Bengt est un jeune homme dont les pensées dépassent les choses concrètes et tangibles de l’existence, auxquelles il condamne les hommes. Son questionnement sur la pureté et la découverte de la vérité universelle sur l’être humain, laide voire cauchemardesque, l’amène à repenser l’éducation et la foi comme des hypocrisies. Il remet également en question les parents et leur façon d’offrir un monde illusoire à leurs enfants. Bengt est d’autant affligé lorsqu’il découvre que sa pure mère avait également succombé à l’adultère, une vérité difficile à entendre qui remet en question sa perception des parents. Ainsi, il détruit la pureté parentale en dénonçant leur façon de montrer un faux visage à leurs enfants, en les noyant dans leurs mensonges qui, à l’image d’aiguilles acérées, viennent détruire la bulle dans lequel les enfants évoluent. Pour lui, une vie humble ne représente qu’une excuse pour satisfaire une vie de foi. Le sacrifice pour atteindre cette véritable pureté de l’âme est trop grand pour les petites gens avec lesquelles grandit Bengt. Il s’agit également pour lui d’une occasion d’exprimer sa théorie sur la différence entre le mensonge et l’omission de la vérité dans le but de rendre quelqu’un heureux. Il appliquera cette théorie tout au long dru roman, sur laquelle il se confie également dans les lettres qu’il s’adresse. Grâce à elles, Bengt permet aussi d’entrevoir son côté innocent. Mais plus l’histoire avance, plus il est impossible de dire s’il ne s’agit pas plutôt d’une hypocrisie, celle de celui qui peut s’accommoder à la société. Bengt, sous le regard du narrateur, apparaît comme un objet d’étude. À travers lui, le lecteur se voit également spectateur de la société dans laquelle évolue le récit. La petite vie urbaine abrite les personnages, leurs vices, et leur nature détestable aux yeux de Bengt. De plus, la société scandinave, depuis toujours grande consommatrice d’eau-de-vie et de bière, est dépeinte ici, et la récente sortie du film danois Drunk peut aider à se faire une idée sur la relation avec l’alcool qu’entretiennent ces pays froids. Enfin, une description de la vie urbaine à l’américaine s’insère dans le décor, où les personnages se retrouvent au cinéma et dans les bars.

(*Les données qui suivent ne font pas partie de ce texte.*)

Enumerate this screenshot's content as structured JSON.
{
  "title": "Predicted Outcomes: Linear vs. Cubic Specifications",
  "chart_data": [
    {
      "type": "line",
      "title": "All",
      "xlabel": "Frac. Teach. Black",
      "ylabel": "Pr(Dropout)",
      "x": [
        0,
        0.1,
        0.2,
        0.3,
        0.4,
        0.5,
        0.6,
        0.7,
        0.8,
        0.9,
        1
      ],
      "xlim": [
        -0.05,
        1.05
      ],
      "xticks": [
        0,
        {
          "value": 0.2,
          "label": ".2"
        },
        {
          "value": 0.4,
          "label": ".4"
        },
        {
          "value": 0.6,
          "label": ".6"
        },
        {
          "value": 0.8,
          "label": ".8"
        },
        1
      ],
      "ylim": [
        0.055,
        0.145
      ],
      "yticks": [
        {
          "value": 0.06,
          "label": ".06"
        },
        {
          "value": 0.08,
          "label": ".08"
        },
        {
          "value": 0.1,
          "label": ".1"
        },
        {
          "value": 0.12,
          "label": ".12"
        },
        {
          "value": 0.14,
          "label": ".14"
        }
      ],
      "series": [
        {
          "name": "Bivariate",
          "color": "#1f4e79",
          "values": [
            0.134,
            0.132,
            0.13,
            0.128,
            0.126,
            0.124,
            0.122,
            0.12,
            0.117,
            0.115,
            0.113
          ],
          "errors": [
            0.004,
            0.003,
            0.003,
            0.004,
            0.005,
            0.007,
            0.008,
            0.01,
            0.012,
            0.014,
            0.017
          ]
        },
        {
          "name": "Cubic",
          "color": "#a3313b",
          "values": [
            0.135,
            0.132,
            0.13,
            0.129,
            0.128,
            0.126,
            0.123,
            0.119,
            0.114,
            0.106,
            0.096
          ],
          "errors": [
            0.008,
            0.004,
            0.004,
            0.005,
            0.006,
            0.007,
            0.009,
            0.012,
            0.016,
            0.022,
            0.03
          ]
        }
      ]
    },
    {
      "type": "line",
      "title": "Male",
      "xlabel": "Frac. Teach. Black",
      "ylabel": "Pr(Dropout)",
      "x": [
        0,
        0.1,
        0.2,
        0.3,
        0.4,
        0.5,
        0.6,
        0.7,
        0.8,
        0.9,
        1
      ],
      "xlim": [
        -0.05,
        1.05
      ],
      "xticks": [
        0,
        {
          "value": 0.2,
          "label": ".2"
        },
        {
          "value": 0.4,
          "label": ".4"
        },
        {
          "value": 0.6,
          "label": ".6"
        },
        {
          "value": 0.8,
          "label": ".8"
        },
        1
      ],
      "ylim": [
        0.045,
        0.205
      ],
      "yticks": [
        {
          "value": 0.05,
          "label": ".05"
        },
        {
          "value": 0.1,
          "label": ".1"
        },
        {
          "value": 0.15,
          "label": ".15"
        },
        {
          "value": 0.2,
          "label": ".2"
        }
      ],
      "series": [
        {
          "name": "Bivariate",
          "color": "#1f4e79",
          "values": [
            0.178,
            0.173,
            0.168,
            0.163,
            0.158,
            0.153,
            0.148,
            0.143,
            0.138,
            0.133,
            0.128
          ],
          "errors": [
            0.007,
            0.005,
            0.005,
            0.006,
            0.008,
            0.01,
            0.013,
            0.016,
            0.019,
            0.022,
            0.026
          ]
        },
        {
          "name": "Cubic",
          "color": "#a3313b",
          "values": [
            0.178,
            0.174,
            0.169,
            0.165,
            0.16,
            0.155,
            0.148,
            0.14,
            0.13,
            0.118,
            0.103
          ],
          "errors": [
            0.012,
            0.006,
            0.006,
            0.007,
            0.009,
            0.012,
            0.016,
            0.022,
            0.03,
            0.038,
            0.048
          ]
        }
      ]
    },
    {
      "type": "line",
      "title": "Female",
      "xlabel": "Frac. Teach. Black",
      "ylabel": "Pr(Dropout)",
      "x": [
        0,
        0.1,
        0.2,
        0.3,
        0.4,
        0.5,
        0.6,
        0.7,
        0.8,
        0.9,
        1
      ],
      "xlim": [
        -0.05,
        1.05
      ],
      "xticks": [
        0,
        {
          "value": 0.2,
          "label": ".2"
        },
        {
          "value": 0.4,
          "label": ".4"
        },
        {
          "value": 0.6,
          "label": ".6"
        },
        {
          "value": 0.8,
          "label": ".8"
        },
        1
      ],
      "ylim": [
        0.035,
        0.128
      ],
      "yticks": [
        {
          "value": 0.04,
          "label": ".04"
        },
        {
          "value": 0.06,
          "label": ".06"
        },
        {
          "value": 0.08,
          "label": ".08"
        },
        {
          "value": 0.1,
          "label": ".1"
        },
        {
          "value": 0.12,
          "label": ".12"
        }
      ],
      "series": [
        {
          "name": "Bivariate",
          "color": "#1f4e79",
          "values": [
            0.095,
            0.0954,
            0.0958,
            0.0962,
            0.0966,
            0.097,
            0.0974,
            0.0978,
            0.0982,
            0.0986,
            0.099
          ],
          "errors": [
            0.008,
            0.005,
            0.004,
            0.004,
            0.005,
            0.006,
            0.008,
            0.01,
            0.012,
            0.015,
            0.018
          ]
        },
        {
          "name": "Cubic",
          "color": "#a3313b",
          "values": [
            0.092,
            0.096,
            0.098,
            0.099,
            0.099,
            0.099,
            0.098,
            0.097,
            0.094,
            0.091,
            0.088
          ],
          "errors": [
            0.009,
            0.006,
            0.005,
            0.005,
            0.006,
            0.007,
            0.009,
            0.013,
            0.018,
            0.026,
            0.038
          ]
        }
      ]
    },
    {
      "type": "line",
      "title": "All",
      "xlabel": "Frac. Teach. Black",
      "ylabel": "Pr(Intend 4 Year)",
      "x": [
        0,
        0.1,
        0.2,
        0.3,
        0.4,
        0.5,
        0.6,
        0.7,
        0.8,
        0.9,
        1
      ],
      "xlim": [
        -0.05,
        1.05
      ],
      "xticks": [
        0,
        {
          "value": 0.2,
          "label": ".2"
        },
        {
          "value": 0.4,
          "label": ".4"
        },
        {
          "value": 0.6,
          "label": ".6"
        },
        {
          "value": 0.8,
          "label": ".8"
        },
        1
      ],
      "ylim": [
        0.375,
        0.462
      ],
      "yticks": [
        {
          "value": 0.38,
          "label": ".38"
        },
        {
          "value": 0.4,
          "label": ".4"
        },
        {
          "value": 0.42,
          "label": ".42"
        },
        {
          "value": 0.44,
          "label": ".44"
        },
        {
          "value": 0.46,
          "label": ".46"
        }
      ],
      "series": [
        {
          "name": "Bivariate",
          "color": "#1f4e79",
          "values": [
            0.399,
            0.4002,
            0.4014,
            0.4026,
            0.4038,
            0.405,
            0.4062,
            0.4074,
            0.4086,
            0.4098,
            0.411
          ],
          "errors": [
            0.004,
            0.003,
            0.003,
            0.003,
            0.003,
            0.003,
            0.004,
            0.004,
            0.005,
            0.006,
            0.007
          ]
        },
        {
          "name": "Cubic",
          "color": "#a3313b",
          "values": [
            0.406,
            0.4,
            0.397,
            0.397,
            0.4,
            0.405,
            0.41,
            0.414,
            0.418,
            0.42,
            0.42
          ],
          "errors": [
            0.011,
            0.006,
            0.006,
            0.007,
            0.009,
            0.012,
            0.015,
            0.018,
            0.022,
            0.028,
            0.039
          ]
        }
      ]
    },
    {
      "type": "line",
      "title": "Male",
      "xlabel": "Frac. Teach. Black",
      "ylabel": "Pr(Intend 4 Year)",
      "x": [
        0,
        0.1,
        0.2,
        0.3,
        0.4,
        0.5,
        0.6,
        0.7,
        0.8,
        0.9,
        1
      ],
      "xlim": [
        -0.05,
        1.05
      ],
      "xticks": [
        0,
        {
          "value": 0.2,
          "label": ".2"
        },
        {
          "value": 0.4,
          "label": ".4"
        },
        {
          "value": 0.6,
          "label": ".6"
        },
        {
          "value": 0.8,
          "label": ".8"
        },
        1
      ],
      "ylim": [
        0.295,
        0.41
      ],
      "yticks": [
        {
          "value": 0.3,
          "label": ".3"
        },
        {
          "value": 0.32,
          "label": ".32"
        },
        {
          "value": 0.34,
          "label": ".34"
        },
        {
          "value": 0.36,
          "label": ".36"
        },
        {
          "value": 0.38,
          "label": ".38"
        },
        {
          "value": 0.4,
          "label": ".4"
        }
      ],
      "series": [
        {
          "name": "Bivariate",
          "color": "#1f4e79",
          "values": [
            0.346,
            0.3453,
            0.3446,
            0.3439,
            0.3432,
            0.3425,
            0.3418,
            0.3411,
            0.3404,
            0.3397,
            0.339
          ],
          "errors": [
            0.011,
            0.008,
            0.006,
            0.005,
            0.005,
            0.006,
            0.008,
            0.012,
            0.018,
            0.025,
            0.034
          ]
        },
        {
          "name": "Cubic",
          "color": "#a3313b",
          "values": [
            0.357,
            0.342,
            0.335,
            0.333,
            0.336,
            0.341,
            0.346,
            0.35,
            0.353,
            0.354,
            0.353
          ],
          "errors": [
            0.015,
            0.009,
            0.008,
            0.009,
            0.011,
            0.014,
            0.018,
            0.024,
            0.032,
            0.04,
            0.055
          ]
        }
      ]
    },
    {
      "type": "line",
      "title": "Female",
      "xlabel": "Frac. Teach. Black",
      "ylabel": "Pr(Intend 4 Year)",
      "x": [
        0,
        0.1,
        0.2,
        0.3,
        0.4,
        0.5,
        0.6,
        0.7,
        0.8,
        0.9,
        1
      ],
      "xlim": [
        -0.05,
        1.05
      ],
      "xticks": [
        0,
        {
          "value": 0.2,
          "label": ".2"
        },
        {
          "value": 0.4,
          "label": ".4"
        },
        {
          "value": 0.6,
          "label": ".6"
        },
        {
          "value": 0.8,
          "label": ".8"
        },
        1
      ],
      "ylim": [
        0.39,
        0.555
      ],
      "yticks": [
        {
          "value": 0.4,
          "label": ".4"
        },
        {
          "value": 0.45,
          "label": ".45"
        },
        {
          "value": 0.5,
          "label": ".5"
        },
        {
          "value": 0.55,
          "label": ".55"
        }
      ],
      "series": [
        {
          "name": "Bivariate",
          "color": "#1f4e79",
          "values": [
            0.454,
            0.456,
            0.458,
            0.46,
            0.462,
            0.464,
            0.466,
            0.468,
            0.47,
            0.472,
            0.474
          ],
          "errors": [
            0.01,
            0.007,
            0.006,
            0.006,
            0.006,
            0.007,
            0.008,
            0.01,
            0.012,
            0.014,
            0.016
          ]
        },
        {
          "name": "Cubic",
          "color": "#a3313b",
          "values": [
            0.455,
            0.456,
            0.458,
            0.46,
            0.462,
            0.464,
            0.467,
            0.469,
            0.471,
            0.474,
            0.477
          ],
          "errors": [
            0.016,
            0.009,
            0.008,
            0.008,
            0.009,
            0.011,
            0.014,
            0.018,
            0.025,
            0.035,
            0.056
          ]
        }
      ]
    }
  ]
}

L’écriture de Dagerman peut être comparée à une élaboration picturale de l’environnement dans lequel évoluent ses personnages. À l’aide de symboles métaphoriques, il met en perspective les comportements humains avec des symboles récurrents et évocateurs à tout lecteur. Par exemple, lorsque le père ramène le chien à la maison, Bengt (et donc Stig Dagerman) ne peut s’empêcher de voir le reflet de son père dans celui du chien, et plus tard dans le roman, le comportement des hommes dans la société moderne, où il les compare à des « petits chiens ». La vie est un mensonge que chacun vient couvrir d’un nouveau mensonge dans l’unique espoir de devenir aussi docile que son voisin. L’auteur, dont la traduction d’Elisabeth Backlund retranscrit parfaitement le style brut, pose ses mots avec élégance et force. La langue simple approfondit l’universalité de cette fausse réalité, tout en remettant en question des concepts clé de l’existence tels que l’amour, la mort ou la croyance. Stig Dagerman met en lumière les faiblesses de l’homme afin d’en faire ressortir le meilleur. Il fait d’une situation simple une confrontation en huis clos en incluant parfois des éléments externes comme le chien ou la petite foule de l’enterrement. Plus les paragraphes s’enchaînent, moins la fausse réalité devient supportable. Chaque paragraphe est une histoire dans une histoire. Une situation devient l’environnement d’une analyse froide mais réaliste du fonctionnement humain. À la manière d’un peintre, Dagerman se penche sur chaque détail de la conscience et du cœur, avec un pinceau trempé dans ses couleurs personnelles.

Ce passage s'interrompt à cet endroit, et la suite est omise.